Regardless, there WILL be an effect on the period of the earth's orbit when the distance of the moon-earth distance increases, and I think, the point of the original question is how much of an effect is it? and if you claim that it is very negligible, please provide some details on how to show that it is negligible. I'm very curious about how one would carry out such calculation.

Recognitions:
Homework Help
 Quote by rafterman I know that the moon is receding away from the Earth at about 3.8cm per year as a result of tidal torques exerted by the Earth on the moon.
It's my understanding that it's the tidal forces on the Earth that correlate to the moon's receding. The tidal action of the Earth results in the Earths center of mass (gravity) to be drawn towards the moon. The result is the Earth rate of rotation slows down, the moon recedes, and engery is conserved.
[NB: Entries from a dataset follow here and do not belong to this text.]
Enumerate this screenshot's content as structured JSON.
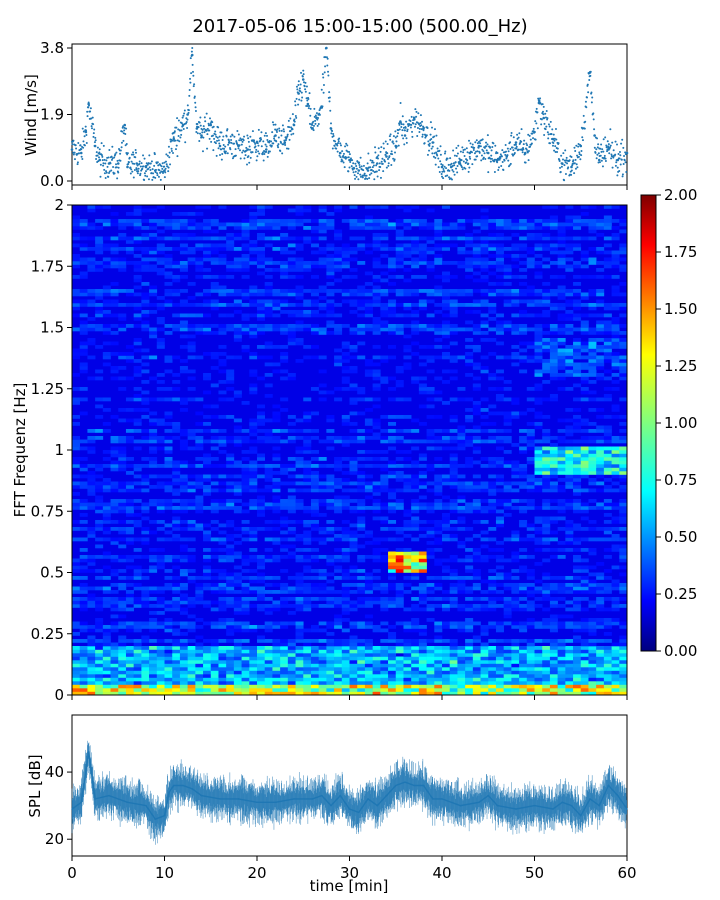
{
  "chart_data": [
    {
      "type": "scatter",
      "title": "2017-05-06 15:00-15:00 (500.00_Hz)",
      "ylabel": "Wind [m/s]",
      "ylim": [
        0,
        3.8
      ],
      "yticks": [
        0.0,
        1.9,
        3.8
      ],
      "ytick_labels": [
        "0.0",
        "1.9",
        "3.8"
      ],
      "xlim": [
        0,
        60
      ],
      "color": "#1f77b4",
      "series": [
        {
          "name": "wind",
          "x": [
            0,
            1,
            1.5,
            1.8,
            2.5,
            3,
            4,
            5,
            5.7,
            6,
            7,
            8,
            9,
            10,
            11,
            12,
            12.5,
            13,
            13.5,
            14,
            15,
            16,
            17,
            18,
            19,
            20,
            21,
            22,
            23,
            24,
            24.5,
            25,
            25.5,
            26,
            27,
            27.5,
            28,
            29,
            30,
            31,
            32,
            33,
            34,
            35,
            35.5,
            36,
            37,
            38,
            39,
            40,
            41,
            42,
            43,
            44,
            45,
            46,
            47,
            48,
            49,
            50,
            50.5,
            51,
            52,
            53,
            54,
            55,
            56,
            56.5,
            57,
            58,
            59,
            60
          ],
          "values": [
            0.9,
            0.8,
            1.4,
            2.2,
            1.0,
            0.6,
            0.5,
            0.5,
            1.6,
            0.4,
            0.5,
            0.4,
            0.3,
            0.3,
            1.2,
            1.6,
            1.9,
            3.6,
            1.5,
            1.3,
            1.6,
            1.0,
            1.1,
            1.0,
            0.9,
            1.1,
            0.9,
            1.3,
            1.1,
            1.6,
            2.5,
            2.9,
            2.2,
            1.5,
            2.1,
            3.8,
            1.5,
            0.8,
            0.6,
            0.3,
            0.3,
            0.5,
            0.7,
            1.0,
            1.7,
            1.3,
            1.8,
            1.5,
            1.1,
            0.4,
            0.4,
            0.6,
            0.8,
            1.0,
            0.8,
            0.6,
            0.7,
            1.1,
            0.8,
            1.4,
            2.3,
            1.8,
            1.2,
            0.5,
            0.4,
            1.0,
            3.1,
            1.3,
            0.6,
            0.9,
            0.6,
            0.8
          ]
        }
      ]
    },
    {
      "type": "heatmap",
      "ylabel": "FFT Frequenz [Hz]",
      "xlim": [
        0,
        60
      ],
      "ylim": [
        0,
        2
      ],
      "yticks": [
        0,
        0.25,
        0.5,
        0.75,
        1,
        1.25,
        1.5,
        1.75,
        2
      ],
      "ytick_labels": [
        "0",
        "0.25",
        "0.5",
        "0.75",
        "1",
        "1.25",
        "1.5",
        "1.75",
        "2"
      ],
      "colormap": "jet",
      "colorbar": {
        "vmin": 0,
        "vmax": 2,
        "ticks": [
          0,
          0.25,
          0.5,
          0.75,
          1,
          1.25,
          1.5,
          1.75,
          2
        ],
        "tick_labels": [
          "0.00",
          "0.25",
          "0.50",
          "0.75",
          "1.00",
          "1.25",
          "1.50",
          "1.75",
          "2.00"
        ]
      },
      "features": [
        {
          "x_range": [
            0,
            60
          ],
          "y_range": [
            0,
            0.04
          ],
          "level": 1.35,
          "label": "low-frequency band"
        },
        {
          "x_range": [
            0,
            60
          ],
          "y_range": [
            0.04,
            0.2
          ],
          "level": 0.7
        },
        {
          "x_range": [
            34,
            38
          ],
          "y_range": [
            0.5,
            0.58
          ],
          "level": 1.5
        },
        {
          "x_range": [
            50,
            60
          ],
          "y_range": [
            0.9,
            1.02
          ],
          "level": 0.85
        },
        {
          "x_range": [
            50,
            60
          ],
          "y_range": [
            1.3,
            1.45
          ],
          "level": 0.45
        },
        {
          "x_range": [
            0,
            60
          ],
          "y_range": [
            0.2,
            2
          ],
          "level": 0.2
        }
      ]
    },
    {
      "type": "line",
      "xlabel": "time [min]",
      "ylabel": "SPL [dB]",
      "xlim": [
        0,
        60
      ],
      "xticks": [
        0,
        10,
        20,
        30,
        40,
        50,
        60
      ],
      "xtick_labels": [
        "0",
        "10",
        "20",
        "30",
        "40",
        "50",
        "60"
      ],
      "ylim": [
        15,
        57
      ],
      "yticks": [
        20,
        40
      ],
      "ytick_labels": [
        "20",
        "40"
      ],
      "color": "#1f77b4",
      "series": [
        {
          "name": "SPL",
          "x": [
            0,
            1,
            1.8,
            2.5,
            4,
            6,
            8,
            9,
            10,
            10.5,
            11,
            12,
            13,
            14,
            16,
            18,
            20,
            22,
            24,
            26,
            27,
            28,
            29,
            30,
            31,
            32,
            33,
            34,
            35,
            36,
            37,
            38,
            39,
            40,
            42,
            44,
            45,
            46,
            48,
            50,
            52,
            53,
            54,
            55,
            56,
            57,
            58,
            59,
            60
          ],
          "values": [
            29,
            31,
            46,
            32,
            33,
            31,
            30,
            26,
            27,
            34,
            36,
            36,
            35,
            33,
            32,
            32,
            31,
            31,
            32,
            32,
            33,
            30,
            33,
            29,
            28,
            32,
            30,
            33,
            36,
            37,
            36,
            36,
            32,
            32,
            30,
            31,
            33,
            30,
            29,
            30,
            29,
            31,
            30,
            27,
            32,
            30,
            36,
            33,
            29
          ]
        }
      ]
    }
  ]
}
The fact that the moon's rotation corresponds to it's rate of orbit (with some oscillation) might have required tidal action in the past to slow it down to it's current rate, but any oblong (in otherwords, not perfectly spherical) object will have a tendency to orbit so it's length is perpendicular to the direction of the orbit. Nasa twice attempted to deploy a very long cable that would hold it's orientation relative to it's orbit, but the spool jammed in both cases.